All customization is done in house as well, which is one of the most important parts of the putter building process to Sizemore. It is true that a putter design has to get the ball rolling on the correct line with the correct speed, but according to Sizemore, putter aesthetics are just as vital as performance. His background as a professional golfer, as well as a PGA Teaching Professional and as a putter maker has made it clear to him that putting is just as much about confidence as anything else.
“The putter is the most personalized club in the bag,” Sizemore said. “You have 12 putters in your garage that are different, but I think a you are going to putt best with one that is customized specifically for you. If you’re proud of your putter, whether it is because your name is on it, or it is your favorite colors or whatever … you’re going to exude more confidence and putt better.”
With SuperStroke, Sizemore has taken personalization exceptionally far. Take the shaft band on a putter, for example. Sizemore tested more than 20 renditions of a metal shaft medallion for the new line of putters, which are offered in gold and silver, as well as a custom lettering option. Of course, with customization comes a higher cost as well. A DCF-27 starts at $349, but can cost as much as $464 with all of the available upgrades ($25 for a headcover upgrade, $25 for a silver medallion, $50 for a gold medallion, $40 for a leather grip).
Sizemore admits that a $350 putter doesn’t sell itself, that there has to be an educational aspect behind the sales of his putters. But the marketing and selling aspect of his putters is something he stays away from with SuperStroke. Dean Dingman said that one of the reasons his company chose Sizemore was because of his proven record of creating exceptionally high quality putters.
“[Sizemore] had proven he could design great putters,” Dean said. “My brother and I had proven we could sell golf clubs. It was a natural partnership.”
Sizemore has enjoyed “staying in his own lane,” as he called it, focusing on putter designs such as the company’s Fatso and Slim mallet putters, which are made from high tensile strength 7075 aluminum and offer interchangeable head weights and a variety of sight line options. With SuperStroke, the design part has gotten easier, as he’s free to take time off, turn his stereo on full blast, and work on putter designs as much as 20 hours a day when he wants.
Right now, sales of SuperStroke putters are focused mainly in Asia, which accounts for 80 percent of putters sold, but the Dingmans and Sizemore are confident that number will start to grow in the U.S. In the first Champions Tour event this year, there were four SuperStroke putters in play. In the second Champions Tour event, six of the company’s putters were in play.

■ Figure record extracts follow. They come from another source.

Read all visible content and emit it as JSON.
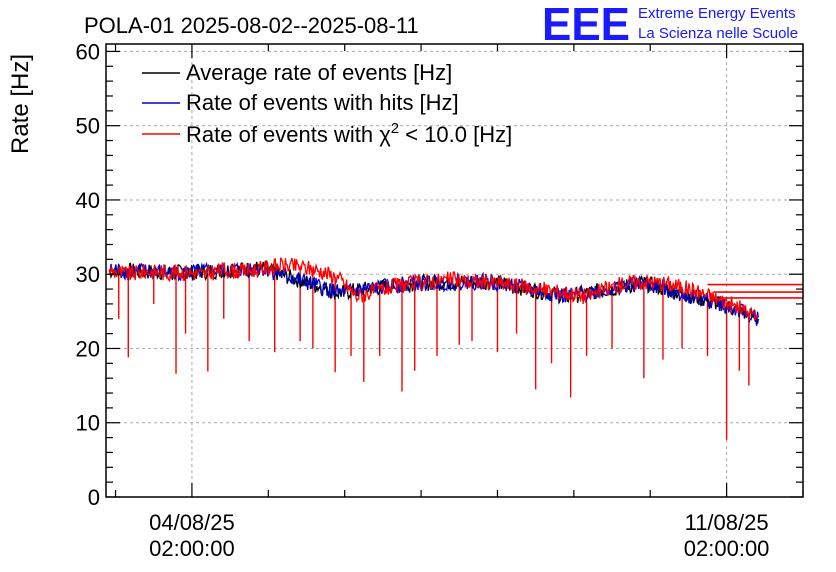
{
  "chart_data": {
    "type": "line",
    "title": "POLA-01 2025-08-02--2025-08-11",
    "ylabel": "Rate [Hz]",
    "xlabel": "",
    "ylim": [
      0,
      61
    ],
    "yticks": [
      0,
      10,
      20,
      30,
      40,
      50,
      60
    ],
    "xlim": [
      "2025-08-02T23:00:00",
      "2025-08-12T02:00:00"
    ],
    "xticks": [
      {
        "value": "2025-08-04T02:00:00",
        "line1": "04/08/25",
        "line2": "02:00:00"
      },
      {
        "value": "2025-08-11T02:00:00",
        "line1": "11/08/25",
        "line2": "02:00:00"
      }
    ],
    "grid": true,
    "legend_position": "top-left",
    "series": [
      {
        "name": "Average rate of events [Hz]",
        "color": "#000000",
        "points": [
          [
            "2025-08-03T00:00:00",
            30.5
          ],
          [
            "2025-08-04T00:00:00",
            30.2
          ],
          [
            "2025-08-05T00:00:00",
            30.8
          ],
          [
            "2025-08-06T00:00:00",
            27.5
          ],
          [
            "2025-08-07T00:00:00",
            28.8
          ],
          [
            "2025-08-08T00:00:00",
            29.0
          ],
          [
            "2025-08-09T00:00:00",
            27.0
          ],
          [
            "2025-08-10T00:00:00",
            28.8
          ],
          [
            "2025-08-11T00:00:00",
            26.0
          ],
          [
            "2025-08-11T12:00:00",
            24.0
          ]
        ]
      },
      {
        "name": "Rate of events with hits [Hz]",
        "color": "#0000cc",
        "points": [
          [
            "2025-08-03T00:00:00",
            30.5
          ],
          [
            "2025-08-04T00:00:00",
            30.2
          ],
          [
            "2025-08-05T00:00:00",
            30.8
          ],
          [
            "2025-08-06T00:00:00",
            27.5
          ],
          [
            "2025-08-07T00:00:00",
            28.8
          ],
          [
            "2025-08-08T00:00:00",
            29.0
          ],
          [
            "2025-08-09T00:00:00",
            27.0
          ],
          [
            "2025-08-10T00:00:00",
            28.8
          ],
          [
            "2025-08-11T00:00:00",
            26.0
          ],
          [
            "2025-08-11T12:00:00",
            24.0
          ]
        ]
      },
      {
        "name": "Rate of events with χ² < 10.0 [Hz]",
        "legend_main": "Rate of events with ",
        "legend_chi": "χ",
        "legend_sup": "2",
        "legend_tail": " < 10.0 [Hz]",
        "color": "#ff0000",
        "points": [
          [
            "2025-08-03T00:00:00",
            30.5
          ],
          [
            "2025-08-03T06:00:00",
            30.0
          ],
          [
            "2025-08-03T12:00:00",
            30.4
          ],
          [
            "2025-08-03T18:00:00",
            30.2
          ],
          [
            "2025-08-04T00:00:00",
            30.3
          ],
          [
            "2025-08-04T06:00:00",
            30.0
          ],
          [
            "2025-08-04T12:00:00",
            30.6
          ],
          [
            "2025-08-04T18:00:00",
            30.4
          ],
          [
            "2025-08-05T00:00:00",
            30.7
          ],
          [
            "2025-08-05T06:00:00",
            31.2
          ],
          [
            "2025-08-05T12:00:00",
            31.0
          ],
          [
            "2025-08-05T18:00:00",
            30.5
          ],
          [
            "2025-08-06T00:00:00",
            29.5
          ],
          [
            "2025-08-06T06:00:00",
            27.0
          ],
          [
            "2025-08-06T12:00:00",
            27.8
          ],
          [
            "2025-08-06T18:00:00",
            28.4
          ],
          [
            "2025-08-07T00:00:00",
            28.8
          ],
          [
            "2025-08-07T06:00:00",
            29.1
          ],
          [
            "2025-08-07T12:00:00",
            29.3
          ],
          [
            "2025-08-07T18:00:00",
            29.0
          ],
          [
            "2025-08-08T00:00:00",
            28.9
          ],
          [
            "2025-08-08T06:00:00",
            28.6
          ],
          [
            "2025-08-08T12:00:00",
            28.2
          ],
          [
            "2025-08-08T18:00:00",
            27.8
          ],
          [
            "2025-08-09T00:00:00",
            27.5
          ],
          [
            "2025-08-09T06:00:00",
            27.0
          ],
          [
            "2025-08-09T12:00:00",
            28.0
          ],
          [
            "2025-08-09T18:00:00",
            28.8
          ],
          [
            "2025-08-10T00:00:00",
            29.0
          ],
          [
            "2025-08-10T06:00:00",
            28.8
          ],
          [
            "2025-08-10T12:00:00",
            28.3
          ],
          [
            "2025-08-10T18:00:00",
            27.5
          ],
          [
            "2025-08-11T00:00:00",
            26.5
          ],
          [
            "2025-08-11T06:00:00",
            25.5
          ],
          [
            "2025-08-11T12:00:00",
            24.0
          ]
        ]
      }
    ],
    "dips": [
      [
        "2025-08-03T03:00:00",
        24.0
      ],
      [
        "2025-08-03T06:00:00",
        18.8
      ],
      [
        "2025-08-03T14:00:00",
        26.0
      ],
      [
        "2025-08-03T21:00:00",
        16.6
      ],
      [
        "2025-08-04T00:00:00",
        22.0
      ],
      [
        "2025-08-04T07:00:00",
        16.9
      ],
      [
        "2025-08-04T12:00:00",
        24.0
      ],
      [
        "2025-08-04T20:00:00",
        21.0
      ],
      [
        "2025-08-05T04:00:00",
        19.5
      ],
      [
        "2025-08-05T12:00:00",
        21.0
      ],
      [
        "2025-08-05T16:00:00",
        20.0
      ],
      [
        "2025-08-05T23:00:00",
        16.8
      ],
      [
        "2025-08-06T04:00:00",
        19.0
      ],
      [
        "2025-08-06T08:00:00",
        15.5
      ],
      [
        "2025-08-06T13:00:00",
        19.0
      ],
      [
        "2025-08-06T20:00:00",
        14.2
      ],
      [
        "2025-08-07T00:00:00",
        17.0
      ],
      [
        "2025-08-07T07:00:00",
        19.0
      ],
      [
        "2025-08-07T14:00:00",
        20.5
      ],
      [
        "2025-08-07T18:00:00",
        21.0
      ],
      [
        "2025-08-08T02:00:00",
        19.5
      ],
      [
        "2025-08-08T08:00:00",
        22.0
      ],
      [
        "2025-08-08T14:00:00",
        14.5
      ],
      [
        "2025-08-08T19:00:00",
        18.0
      ],
      [
        "2025-08-09T01:00:00",
        13.4
      ],
      [
        "2025-08-09T06:00:00",
        19.0
      ],
      [
        "2025-08-09T14:00:00",
        20.0
      ],
      [
        "2025-08-10T00:00:00",
        16.0
      ],
      [
        "2025-08-10T06:00:00",
        18.5
      ],
      [
        "2025-08-10T12:00:00",
        20.0
      ],
      [
        "2025-08-10T20:00:00",
        19.0
      ],
      [
        "2025-08-11T02:00:00",
        7.7
      ],
      [
        "2025-08-11T06:00:00",
        17.0
      ],
      [
        "2025-08-11T09:00:00",
        15.0
      ]
    ],
    "trailing_segments": [
      {
        "y": 28.6,
        "x_start": "2025-08-10T20:00:00",
        "x_end": "2025-08-12T02:00:00"
      },
      {
        "y": 27.6,
        "x_start": "2025-08-10T22:00:00",
        "x_end": "2025-08-12T02:00:00"
      },
      {
        "y": 26.8,
        "x_start": "2025-08-11T00:00:00",
        "x_end": "2025-08-12T02:00:00"
      }
    ]
  },
  "logo": {
    "letters": "EEE",
    "line1": "Extreme Energy Events",
    "line2": "La Scienza nelle Scuole"
  }
}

Bernhard Lander was one of the Champions Tour players that requested a SuperStroke putter after working with a SuperStroke rep at one of the first Champions Tour events. Langer liked the DCF-3 model, and put in an order for 48-inch long putter with three degrees of loft, a 78.5 degree lie angle, a SuperStroke split grip, a slightly more tip stiff shaft and a head weight of 432 grams.
One of the ways the rep caught Langer’s attention was by telling him, “Bernhard, these putters are handmade in Detroit, Mich.”
Bernhard said, “Really, Detroit? That’s cool. Something that’s not made in China.”